Modern hayat anneleri dinlendirmiyor, sadece daha sessiz yoruyor. Yorgun bir anne, farkında olmadan duygusunu çocuğuna aktarıyor. Araştırmalar, annenin gerginliğinin nöronlar aracılığıyla çocuğun davranışlarına yansıdığını gösteriyor
Modern hayat kadınlara eskiden olduğundan daha fazla sorumluluk yüklüyor. Her ne kadar teknoloji gelişip üst model yardımcı eşyalar çıksa da, bunlar sanıldığı gibi kadınların hayatını kolaylaştırmıyor. Bu hızlı hayat ve fazla sorumluluk özellikle annelerin kendini sürekli yorgun hissetmesine neden oluyor. Bu yorgunluk bir tek anne de kalmıyor.

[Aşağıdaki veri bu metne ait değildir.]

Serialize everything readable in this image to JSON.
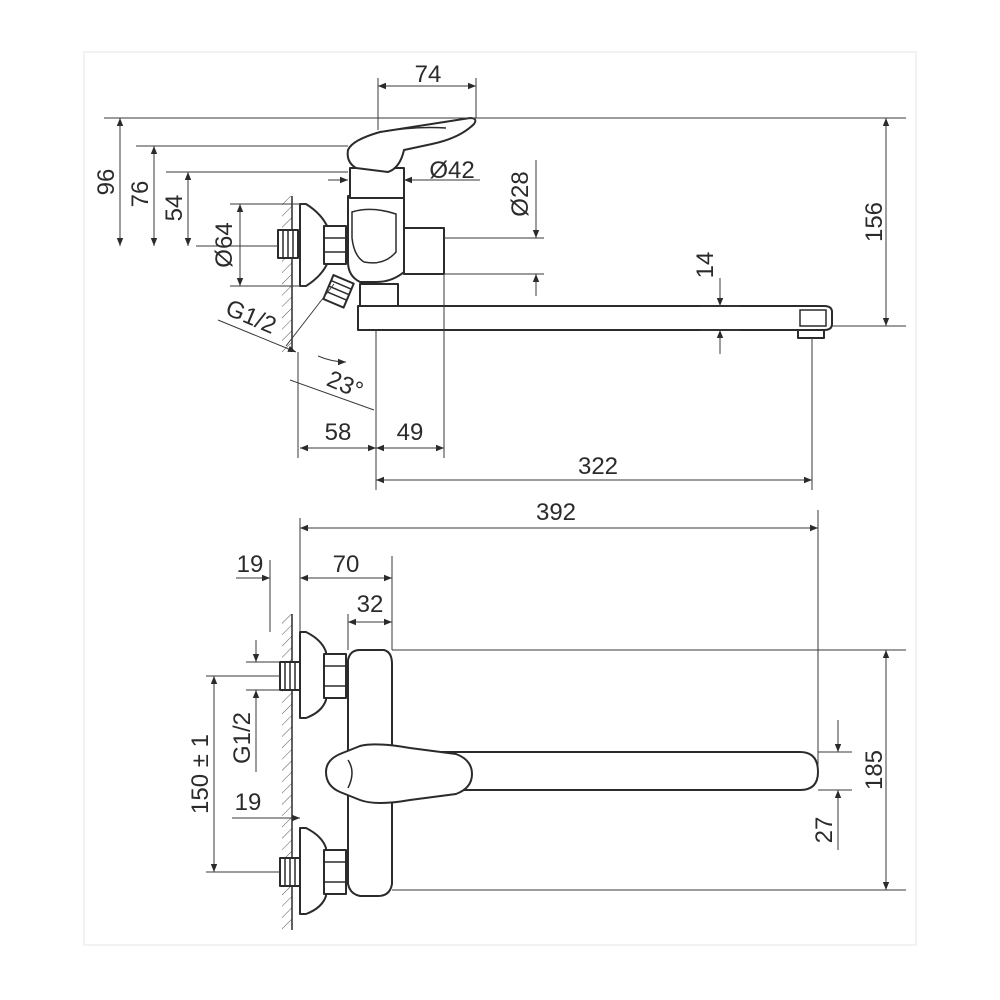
{
  "dimensions": {
    "side_view": {
      "handle_width": "74",
      "height_96": "96",
      "height_76": "76",
      "height_54": "54",
      "body_diameter": "Ø42",
      "spout_socket_diameter": "Ø28",
      "rosette_diameter": "Ø64",
      "connection_thread": "G1/2",
      "angle": "23°",
      "depth_58": "58",
      "depth_49": "49",
      "spout_reach": "322",
      "spout_height": "14",
      "total_height": "156"
    },
    "top_view": {
      "total_length": "392",
      "offset_19_top": "19",
      "offset_70": "70",
      "offset_32": "32",
      "connection_thread": "G1/2",
      "center_distance": "150 ± 1",
      "offset_19_bottom": "19",
      "spout_width": "27",
      "total_width": "185"
    }
  }
}
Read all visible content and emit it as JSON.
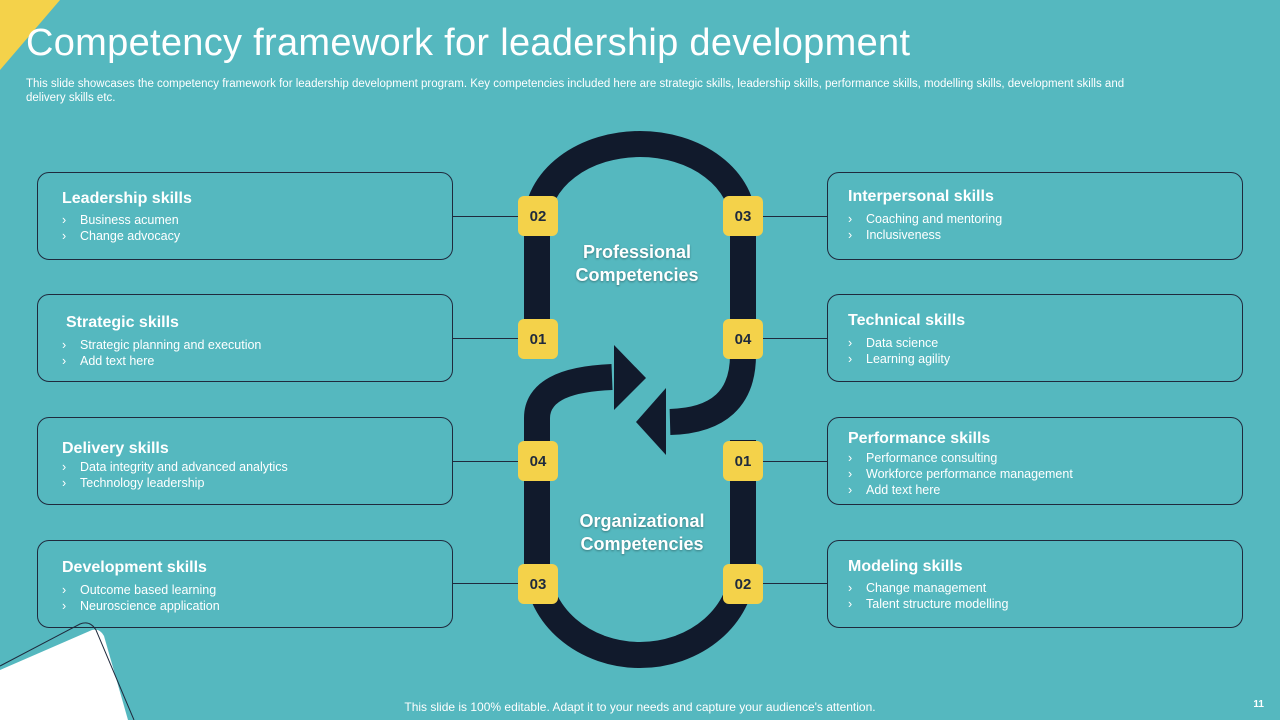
{
  "header": {
    "title": "Competency framework for leadership development",
    "subtitle": "This slide showcases the competency framework for leadership development program. Key competencies included here are strategic skills, leadership skills, performance skills, modelling skills, development skills and delivery skills etc."
  },
  "left_cards": [
    {
      "title": "Leadership skills",
      "items": [
        "Business acumen",
        "Change advocacy"
      ],
      "badge": "02"
    },
    {
      "title": "Strategic skills",
      "items": [
        "Strategic planning and execution",
        "Add text here"
      ],
      "badge": "01"
    },
    {
      "title": "Delivery skills",
      "items": [
        "Data integrity and advanced analytics",
        "Technology leadership"
      ],
      "badge": "04"
    },
    {
      "title": "Development skills",
      "items": [
        "Outcome based learning",
        "Neuroscience application"
      ],
      "badge": "03"
    }
  ],
  "right_cards": [
    {
      "title": "Interpersonal skills",
      "items": [
        "Coaching and mentoring",
        "Inclusiveness"
      ],
      "badge": "03"
    },
    {
      "title": "Technical skills",
      "items": [
        "Data science",
        "Learning agility"
      ],
      "badge": "04"
    },
    {
      "title": "Performance skills",
      "items": [
        "Performance consulting",
        "Workforce performance management",
        "Add text here"
      ],
      "badge": "01"
    },
    {
      "title": "Modeling skills",
      "items": [
        "Change management",
        "Talent structure modelling"
      ],
      "badge": "02"
    }
  ],
  "center": {
    "professional": [
      "Professional",
      "Competencies"
    ],
    "organizational": [
      "Organizational",
      "Competencies"
    ]
  },
  "footer": {
    "text": "This slide is 100% editable. Adapt it to your needs and capture your audience's attention.",
    "page": "11"
  },
  "colors": {
    "background": "#55b8bf",
    "accent": "#f4d24a",
    "dark": "#111a2c"
  }
}
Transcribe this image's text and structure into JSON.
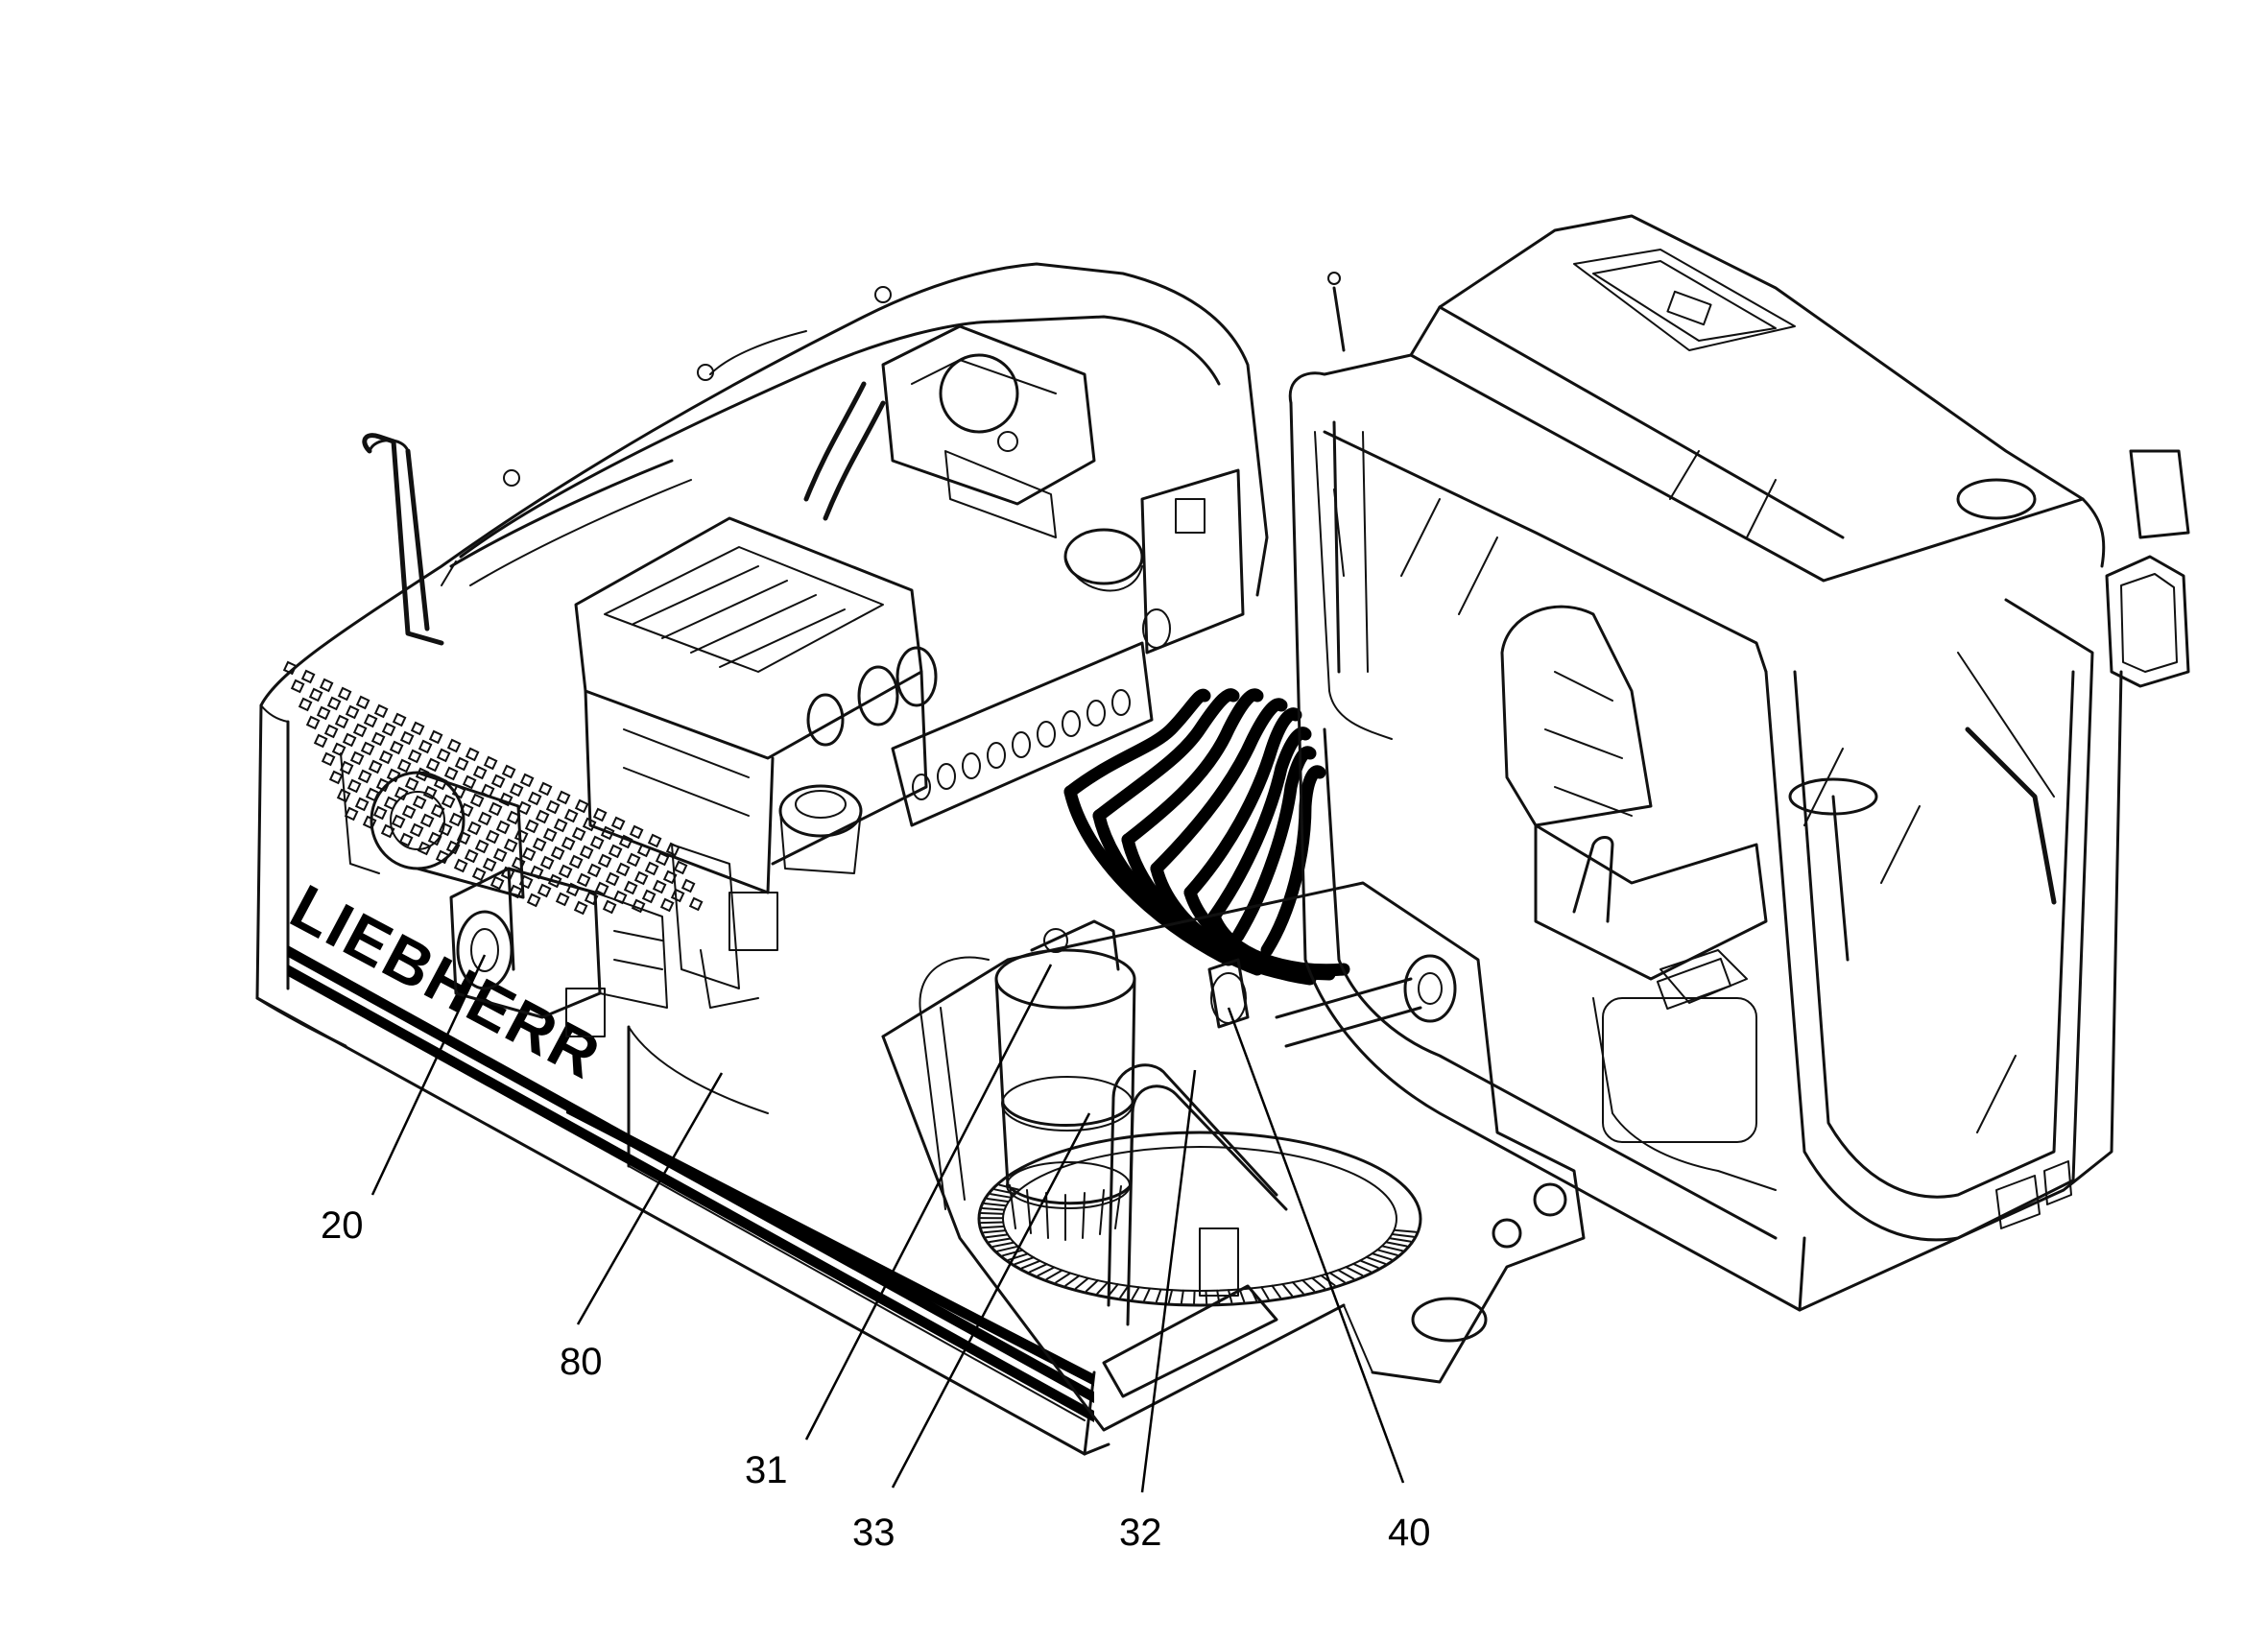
{
  "diagram": {
    "brand_text": "LIEBHERR",
    "callouts": [
      {
        "id": "c20",
        "label": "20"
      },
      {
        "id": "c80",
        "label": "80"
      },
      {
        "id": "c31",
        "label": "31"
      },
      {
        "id": "c33",
        "label": "33"
      },
      {
        "id": "c32",
        "label": "32"
      },
      {
        "id": "c40",
        "label": "40"
      }
    ]
  }
}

Araştırmalar da yorgunluğun anneden çocuğa geçtiğini gösteriyor. Anneler ne kadar yorgun olursa, çocuklar bunu hissediyor. Bazen sessizlik, öfke patlamaları ve sabah uyanma zorluklarıyla kendini gösteriyor. Yorgunluğu gizlemek yerine konuşmak, çocuk için güvenli bir örnek oluyor. Gerçek hediye, mutlu değil, dengede olan bir anne olabilmek.
BEYİNDEKİ NÖRONLAR AKTARIYOR
Hayatın temposu içinde annelik çoğu zaman sessiz bir yarışa dönüşüyor. Psikolojide "duygusal bulaşma" denilen bir kavram var; özellikle 0–10 yaş arasındaki çocuklar, annelerinin ruh halini ayna nöronları aracılığıyla hissediyor. Anne gerginse çocuk huzursuz, anne sessizleşmişse çocuk içine kapanıyor. Çocuk, annenin beden dilini, ses tonunu ve hareket temposunu adeta bir pusula gibi kullanıyor. Yani anne ne hissediyorsa, çocuk da aynı enerjiyi alıyor; farkında olmadan anneye ayak uyduruyor. Modern anneler, iş, okul, ev ve sosyal ilişkiler arasında kendilerini sürekli bir tempoya hapsediyor. Her şeyi yetiştirme çabası, anneliği adeta bir performans alanına dönüştürüyor. Dinlenemeyen kadınlarda suçluluk duygusu beliriyor; "Çocuğuma vakit ayıramadım" düşüncesiyle kendi enerjilerini tüketiyorlar. Oysa kendine zaman ayıran, sakin ve dengeli bir anne, çocuğuna huzur ve güven sunuyor. Tükenen bir anne ise bu enerjiyi çocuğa istemeden yansıtıyor; küçük bedeni ve ruhu bu gerginliği algılıyor.